Cryptocurrency exchange Coinbase Global Inc. is facing a class action lawsuit that alleges the company and top executives misled investors by failing to disclose a significant data breach and serious regulatory violations tied to its UK operations. The suit, filed on May 22, names CEO Brian Armstrong and CFO Alesia Haas among the defendants.
The lawsuit, filed by plaintiff Brady Nessler, is brought “on behalf of persons or entities who purchased or otherwise acquired publicly traded Coinbase securities between April 14, 2021 and May 14, 2025.”
Nessler and other investors are seeking reprieve for their damages under the Securities Exchange Act of 1934, alleging that investors suffered losses after Coinbase’s stock declined, against the backdrop of a “late disclosure” of the company’s data breach in mid-May..
According to the court filing, the plaintiffs claim Coinbase delayed revealing a “major data breach involving insider misconduct.”
The lawsuit also alleged that this delay in disclosure artificially inflated Coinbase’s stock value and harmed investors when the truth emerged, contributing to stock price losses.
“On this news, the price of Coinbase’s common stock fell by $13.52 per share, or 5.52%, to close at $231.52 on July 25, 2024. Plaintiff Brady Nessler purchased Coinbase securities during the Class Period and was economically damaged thereby,” the lawsuit read.
The suit also mentioned a possible regulatory violation involving Coinbase’s UK-based subsidiary, CB Payments Ltd. (CBPL), which is regulated by the United Kingdom’s Financial Conduct Authority (FCA).
CBPL supposedly, per the lawsuit, facilitates customers fiat currency into e-money wallet deposits which can then be used to purchase and exchange crypto assets “via other entities within the Coinbase Group.”
According to the complaint, CBPL had entered into a 2020 agreement with the FCA, known as the VREQ, which helped minimize “material shortcomings in CBPL’s processes to prevent criminals or other malicious actors onto its platform.”

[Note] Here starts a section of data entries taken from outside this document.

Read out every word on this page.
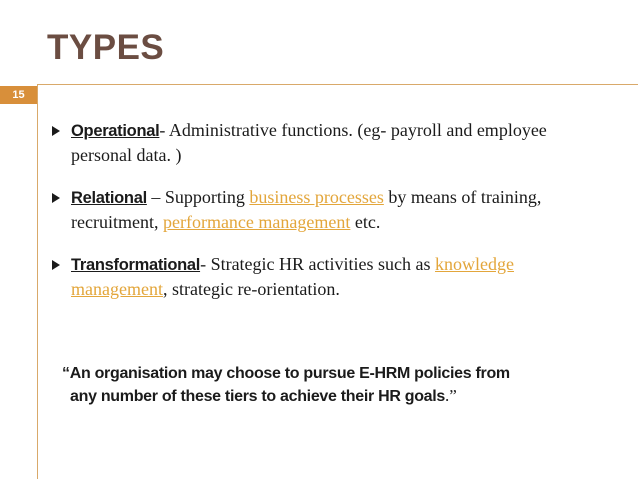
TYPES
15
Operational- Administrative functions. (eg- payroll and employee personal data. )
Relational – Supporting business processes by means of training, recruitment, performance management etc.
Transformational- Strategic HR activities such as knowledge management, strategic re-orientation.
“An organisation may choose to pursue E-HRM policies from
any number of these tiers to achieve their HR goals.”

Yet, the plaintiffs argue that CBPL allegedly breached this agreement, and that led to the onboarding of “13,416 high-risk customers,” exposing Coinbase to legal and compliance risk.
However, Nessler believes the statement was deceptive because it “omitted that CBPL had breached a 2020 agreement … with the United Kingdom’s Financial Conduct Authority,” for its anti-money laundering controls.
Coinbase stated in its filings: “Our long-term success depends, in part, on our ability to expand our sales to customers outside the United States … We currently have subsidiaries in the United Kingdom … and we plan to enter into or increase our presence in additional markets around the world.”
The lawsuit also talked about Coinbase’s corporate structure, deemed as a “remote-first and does not maintain a headquarters or principal executive office.”
The company insists that its executive meetings are held virtually or in rotating global office locations, and all shareholder meetings are also conducted online. Nessler’s class action court case may use this to argue that it contributed to governance failures and a lack of transparency in reporting risks to investors.
“The Company, had actual knowledge of the material omissions and/or the falsity of the material statements and intended to deceive Plaintiff and the other members of the Class, or acted with reckless disregard for the truth when they failed to ascertain and disclose the true facts in the statements made by them to members of the investing public,” the plaintiffs propounded, blaming CEO Armstrong and CFO Haas.
The plaintiff has requested a jury trial on all issues. As of now, Coinbase has not responded publicly to the lawsuit.